When a guideline we use is superseded and we implement the newer version, we update both the app and these articles.
What we will never do
- We never name specific medications or doses.
- We never tell you to start, stop, change, or skip any medication. Those decisions belong to you and your prescriber.
- We never diagnose you or claim to.
- We never claim to cure high blood pressure.
- We are honest that no app, phone, or smartwatch can measure your blood pressure. That needs a clinically validated cuff. Tansira helps you record, understand, and track readings; it does not take them.
Keeping articles current
Guidelines change, so our content does too. Every article shows when it was last updated, and we review guideline-dependent articles whenever a new guideline is published, and at least once a year regardless.
Articles may be drafted with the help of AI tools, then researched, fact-checked against the primary sources, and edited by a human before publishing.
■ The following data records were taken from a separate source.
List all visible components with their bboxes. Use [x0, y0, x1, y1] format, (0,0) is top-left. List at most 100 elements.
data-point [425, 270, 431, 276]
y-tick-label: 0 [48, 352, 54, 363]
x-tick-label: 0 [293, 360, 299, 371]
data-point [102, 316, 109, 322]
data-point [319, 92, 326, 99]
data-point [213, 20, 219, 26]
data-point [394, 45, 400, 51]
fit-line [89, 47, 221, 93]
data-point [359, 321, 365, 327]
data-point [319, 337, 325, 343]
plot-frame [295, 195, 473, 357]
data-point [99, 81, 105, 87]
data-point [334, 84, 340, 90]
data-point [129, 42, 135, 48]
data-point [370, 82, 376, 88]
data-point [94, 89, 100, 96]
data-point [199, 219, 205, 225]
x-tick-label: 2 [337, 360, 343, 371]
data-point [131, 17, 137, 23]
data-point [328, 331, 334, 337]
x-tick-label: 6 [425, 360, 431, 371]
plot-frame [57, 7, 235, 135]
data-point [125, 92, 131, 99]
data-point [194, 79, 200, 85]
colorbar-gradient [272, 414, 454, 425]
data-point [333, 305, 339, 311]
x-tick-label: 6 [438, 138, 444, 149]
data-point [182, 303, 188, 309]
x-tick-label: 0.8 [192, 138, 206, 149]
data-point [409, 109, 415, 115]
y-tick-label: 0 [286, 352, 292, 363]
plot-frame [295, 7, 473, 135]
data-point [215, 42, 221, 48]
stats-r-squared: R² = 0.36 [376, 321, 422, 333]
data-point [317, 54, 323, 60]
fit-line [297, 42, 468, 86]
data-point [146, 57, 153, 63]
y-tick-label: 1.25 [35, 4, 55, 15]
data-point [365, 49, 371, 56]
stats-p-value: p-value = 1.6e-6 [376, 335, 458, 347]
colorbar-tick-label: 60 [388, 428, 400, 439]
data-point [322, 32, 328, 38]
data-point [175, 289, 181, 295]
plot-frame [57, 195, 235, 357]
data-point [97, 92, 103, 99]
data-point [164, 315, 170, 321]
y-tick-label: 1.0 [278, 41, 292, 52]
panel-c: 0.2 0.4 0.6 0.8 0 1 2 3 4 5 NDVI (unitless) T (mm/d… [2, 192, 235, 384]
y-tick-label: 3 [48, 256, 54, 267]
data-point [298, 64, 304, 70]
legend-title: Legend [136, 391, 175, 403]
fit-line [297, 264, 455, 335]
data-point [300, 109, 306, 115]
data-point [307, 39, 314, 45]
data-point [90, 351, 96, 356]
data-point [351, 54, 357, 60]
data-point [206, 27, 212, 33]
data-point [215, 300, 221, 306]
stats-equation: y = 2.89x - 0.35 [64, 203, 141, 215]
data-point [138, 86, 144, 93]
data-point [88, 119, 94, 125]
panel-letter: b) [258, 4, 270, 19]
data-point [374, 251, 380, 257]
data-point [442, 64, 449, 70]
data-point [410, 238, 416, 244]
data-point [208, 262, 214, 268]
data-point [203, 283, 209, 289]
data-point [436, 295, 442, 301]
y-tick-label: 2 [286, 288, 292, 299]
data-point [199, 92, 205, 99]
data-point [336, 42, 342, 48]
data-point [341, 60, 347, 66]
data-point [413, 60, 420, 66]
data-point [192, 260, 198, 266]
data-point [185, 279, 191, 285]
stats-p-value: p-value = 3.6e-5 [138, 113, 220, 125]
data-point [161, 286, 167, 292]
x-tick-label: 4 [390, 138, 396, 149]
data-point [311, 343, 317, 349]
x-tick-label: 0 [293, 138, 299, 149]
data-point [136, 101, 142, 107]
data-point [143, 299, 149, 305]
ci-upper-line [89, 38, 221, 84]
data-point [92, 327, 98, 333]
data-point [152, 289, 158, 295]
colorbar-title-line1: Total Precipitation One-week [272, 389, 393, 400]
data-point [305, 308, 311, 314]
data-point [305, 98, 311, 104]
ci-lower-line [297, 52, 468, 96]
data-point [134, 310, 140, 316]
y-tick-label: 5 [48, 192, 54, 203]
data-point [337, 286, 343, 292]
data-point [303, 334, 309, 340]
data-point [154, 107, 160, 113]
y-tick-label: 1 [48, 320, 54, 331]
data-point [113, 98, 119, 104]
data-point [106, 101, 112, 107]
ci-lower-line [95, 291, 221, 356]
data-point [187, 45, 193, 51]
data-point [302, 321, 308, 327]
Every article is fact-checked against its primary sources by a human before it goes live.
Corrections
We would rather be corrected than be wrong. If you find an error, email [email protected]. We fix mistakes quickly and note any material change in the article's update date.
Medical disclaimer
Tansira is an informational tool and is not a substitute for professional medical advice, diagnosis, or treatment. The content on this site is for general education only and does not account for your individual medical history. Always seek the advice of your physician, pharmacist, or other qualified health provider with any questions about a medical condition or your blood pressure readings. If you think you may be having a medical emergency, call your local emergency number immediately. Never disregard professional medical advice or delay seeking it because of something you read here.